Sentia-se um leve sotaque na fala daquele jovem que, logo no início do espectáculo, rompia no palco da Cerca de São Bernardo. Dizia palavras de cancioneiro, daquelas em que um povo se identifica no que diz – brados do dia-a-dia, curtos nadas que são sinais de modos de ser, de modos de viver. A trama, entre palavras, danças e cantigas, viria a ser uma renovada aventura de palco em que o grupo que ali se apresentava ao público – o GEFAC – se identificava no que faz.
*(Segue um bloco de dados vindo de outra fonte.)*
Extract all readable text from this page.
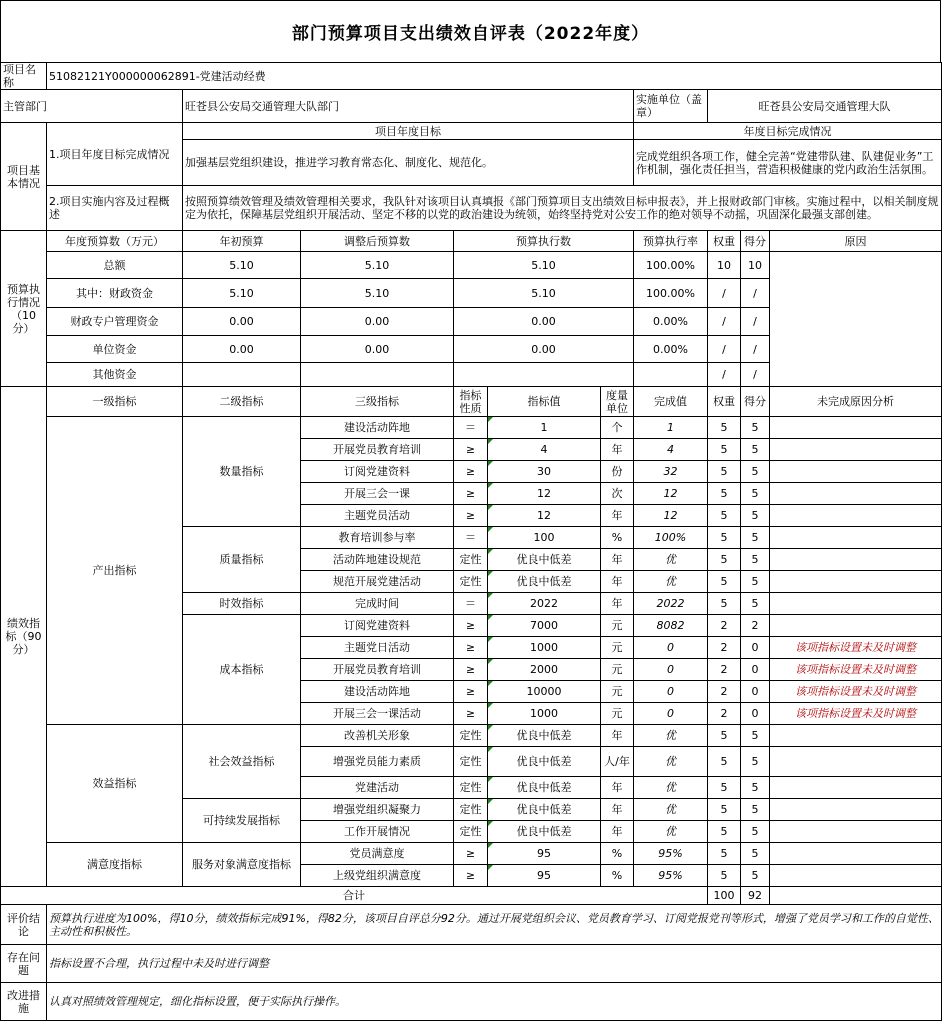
部门预算项目支出绩效自评表（2022年度）
项目名称	51082121Y000000062891-党建活动经费									
主管部门		旺苍县公安局交通管理大队部门					实施单位（盖章）	旺苍县公安局交通管理大队		
项目基本情况	1.项目年度目标完成情况	项目年度目标					年度目标完成情况			
		加强基层党组织建设，推进学习教育常态化、制度化、规范化。					完成党组织各项工作，健全完善“党建带队建、队建促业务”工作机制，强化责任担当，营造积极健康的党内政治生活氛围。			
	2.项目实施内容及过程概述	按照预算绩效管理及绩效管理相关要求，我队针对该项目认真填报《部门预算项目支出绩效目标申报表》，并上报财政部门审核。实施过程中，以相关制度规定为依托，保障基层党组织开展活动、坚定不移的以党的政治建设为统领，始终坚持党对公安工作的绝对领导不动摇，巩固深化最强支部创建。								
预算执行情况（10分）	年度预算数（万元）	年初预算	调整后预算数	预算执行数			预算执行率	权重	得分	原因
	总额	5.10	5.10	5.10			100.00%	10	10	
	其中：财政资金	5.10	5.10	5.10			100.00%	/	/	
	财政专户管理资金	0.00	0.00	0.00			0.00%	/	/	
	单位资金	0.00	0.00	0.00			0.00%	/	/	
	其他资金							/	/	
绩效指标（90分）	一级指标	二级指标	三级指标	指标性质	指标值	度量单位	完成值	权重	得分	未完成原因分析
	产出指标	数量指标	建设活动阵地	＝	1	个	1	5	5	
			开展党员教育培训	≥	4	年	4	5	5	
			订阅党建资料	≥	30	份	32	5	5	
			开展三会一课	≥	12	次	12	5	5	
			主题党员活动	≥	12	年	12	5	5	
		质量指标	教育培训参与率	＝	100	%	100%	5	5	
			活动阵地建设规范	定性	优良中低差	年	优	5	5	
			规范开展党建活动	定性	优良中低差	年	优	5	5	
		时效指标	完成时间	＝	2022	年	2022	5	5	
		成本指标	订阅党建资料	≥	7000	元	8082	2	2	
			主题党日活动	≥	1000	元	0	2	0	该项指标设置未及时调整
			开展党员教育培训	≥	2000	元	0	2	0	该项指标设置未及时调整
			建设活动阵地	≥	10000	元	0	2	0	该项指标设置未及时调整
			开展三会一课活动	≥	1000	元	0	2	0	该项指标设置未及时调整
	效益指标	社会效益指标	改善机关形象	定性	优良中低差	年	优	5	5	
			增强党员能力素质	定性	优良中低差	人/年	优	5	5	
			党建活动	定性	优良中低差	年	优	5	5	
		可持续发展指标	增强党组织凝聚力	定性	优良中低差	年	优	5	5	
			工作开展情况	定性	优良中低差	年	优	5	5	
	满意度指标	服务对象满意度指标	党员满意度	≥	95	%	95%	5	5	
			上级党组织满意度	≥	95	%	95%	5	5	
合计								100	92	
评价结论	预算执行进度为100%，得10分，绩效指标完成91%，得82分，该项目自评总分92分。通过开展党组织会议、党员教育学习、订阅党报党刊等形式，增强了党员学习和工作的自觉性、主动性和积极性。									
存在问题	指标设置不合理，执行过程中未及时进行调整									
改进措施	认真对照绩效管理规定，细化指标设置，便于实际执行操作。									
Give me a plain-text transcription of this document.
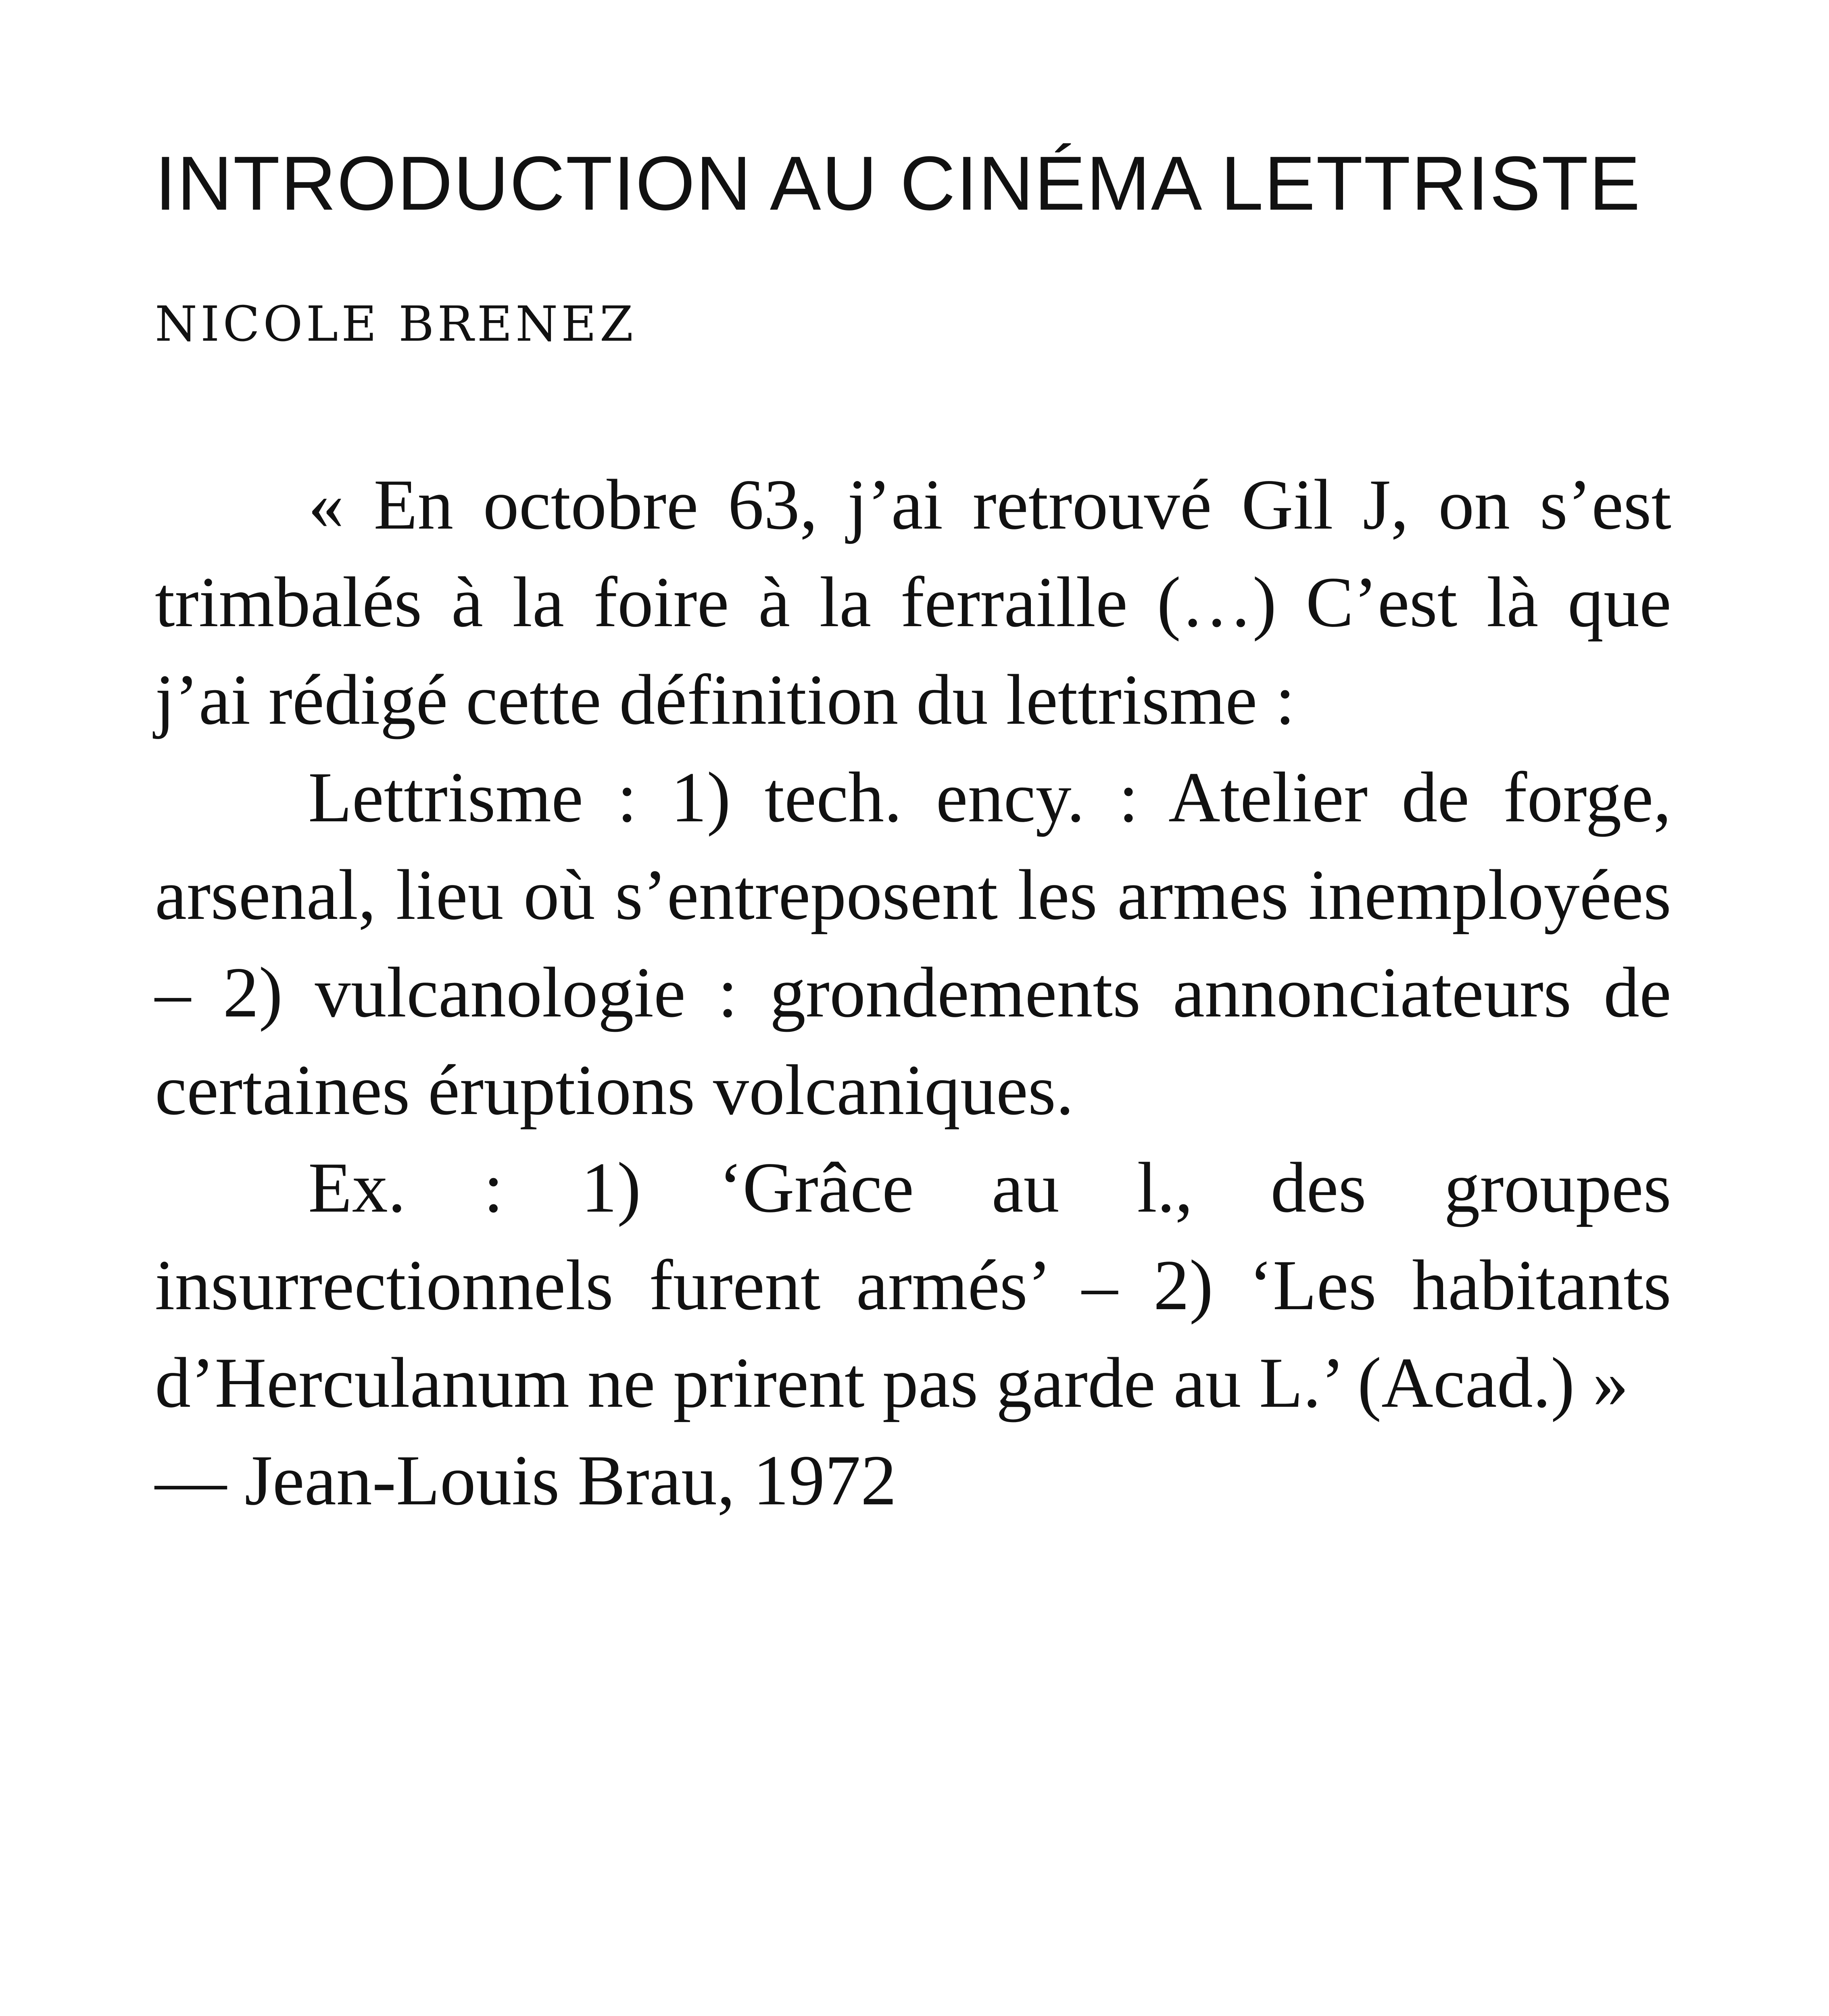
INTRODUCTION AU CINÉMA LETTRISTE
NICOLE BRENEZ

« En octobre 63, j’ai retrouvé Gil J, on s’est trimbalés à la foire à la ferraille (…) C’est là que j’ai rédigé cette définition du lettrisme :

Lettrisme : 1) tech. ency. : Atelier de forge, arsenal, lieu où s’entreposent les armes inemployées – 2) vulcanologie : grondements annonciateurs de certaines éruptions volcaniques.

Ex. : 1) ‘Grâce au l., des groupes insurrectionnels furent armés’ – 2) ‘Les habitants d’Herculanum ne prirent pas garde au L.’ (Acad.) »

— Jean-Louis Brau, 1972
“Eu já não sei bem como e quando entrei no GEFAC. Sei que entrei depois de o GEFAC me ter encontrado na Feira da Criatividade, no início do ano lectivo. Vi de longe o cartaz de um grupo de etnografia e folclore. Associei-o logo, graças aos meus preconceitos com o folclorismo, à preservação de algo que já não existe. Acabei por falar com dois elementos do grupo e a conversa (e hoje posso dizer os ensaios que se seguiram) foram desmistificando as ideias que outrora construí. Apercebi-me desta minha envolvência no GEFAC no momento em que comecei a partilhar esta experiência com aqueles que não a viviam.
Estava metido num grande sarilho! Fui-me dando de conta de que, ao fim ao cabo, o GEFAC me conseguiu integrar em Coimbra, e que aos poucos se foi tornando muito importante para mim. A etnografia e o folclore foram-se juntando à amizade e ao bom ambiente, que foi a principal razão para entrar no grupo”.
Este é o depoimento de Juš, vertido num livro que recolhe depoimentos e passos da vida do Grupo de Etnografia e Folclore da Academia de Coimbra, o tal moço que pisava o palco em nome do povo de quem aprendeu danças e cantigas, lendas e dizeres.
As palavras do jovem nascido e criado na Eslovénia são de partilha de condição, mas são mais – são a prova de que a integração numa comunidade pelo lado da experiência estética, da partilha cultural, acaba por ser o principal mecanismo de construção de mundo. Não é coisa que eu desconheça. Posto em Moscovo nos anos de 1980, tenho por memória inicial de integração, num espaço-longe-de-mim, a participação num “kapustnik” da escola onde viria a estudar – uma celebração festiva estudantil em que a sátira encenada era, ao mesmo tempo, olhar crítico sobre a realidade e integração naquela comunidade. O estrangeiro (eu) que ali “gozou” com as asperezas daquela terra, viria a considerá-la sua pelo resto dos dias que lhe venham a caber.
No dia em que Juš contar aos seus netos a aventura da “integração” na Academia de Coimbra, nada saberá dizer sobre ajuntamentos de jovens ajoelhados repetindo patéticas declarações de obediência. Nem recordará o arremesso de um carrinho de supermercado ao Mondego enquanto ponto alto de uma irreverência balofa curada nas urgências dos HUC e nada mais. E nem por isso Juš terá dispensado os desvarios da festa, o provável exagero etílico nas noites de cumplicidade juvenil, o vaguear nesta cidade amável em que a Praça da República é o ponto de encontro natural – praça de convergência da gente em que as velhas urbes se afirmavam lugar comunitário.
O lugar de humanidade por que Coimbra responde deve muito GEFAC – perdoai a imodéstia. Mas há qualquer coisa de metáfora universalista num colectivo em que uma identidade nacional se constrói pelos olhares, os sotaques, os modos de pisar uma Chula por quem aqui não nasceu nem cresceu, mas é chamado a somar à “tradição” o ponto que lhe acrescenta quem, conquistado, conta o conto. Diz o Juš: “O GEFAC fez com que eu repensasse e redefinisse os significados que a tradição tem para mim. Ao encontrar o GEFAC, passei a ter contacto com as tradições portuguesas e, ironicamente, passei a conhecê-las mais do que às tradições do meu país. Ao fim ao cabo, sinto que este país estrangeiro se vai tornando cada vez mais conhecido. E meu”.
Nestes dias em que o GEFAC celebra aniversário, o “Pingacho” canta-se (e dança-se) em Portugal, Espanha, França, Itália, Bélgica, Alemanha, Polónia, Eslovénia, Turquia, Grécia, Irão, Brasil, Argentina, Japão, República Checa, Reino Unido e noutros lados da Terra. O desafio, afinal, não é “dar novos mundos ao mundo”. É saber acolher na velha dança mirandesa os sotaques que a queiram bailar.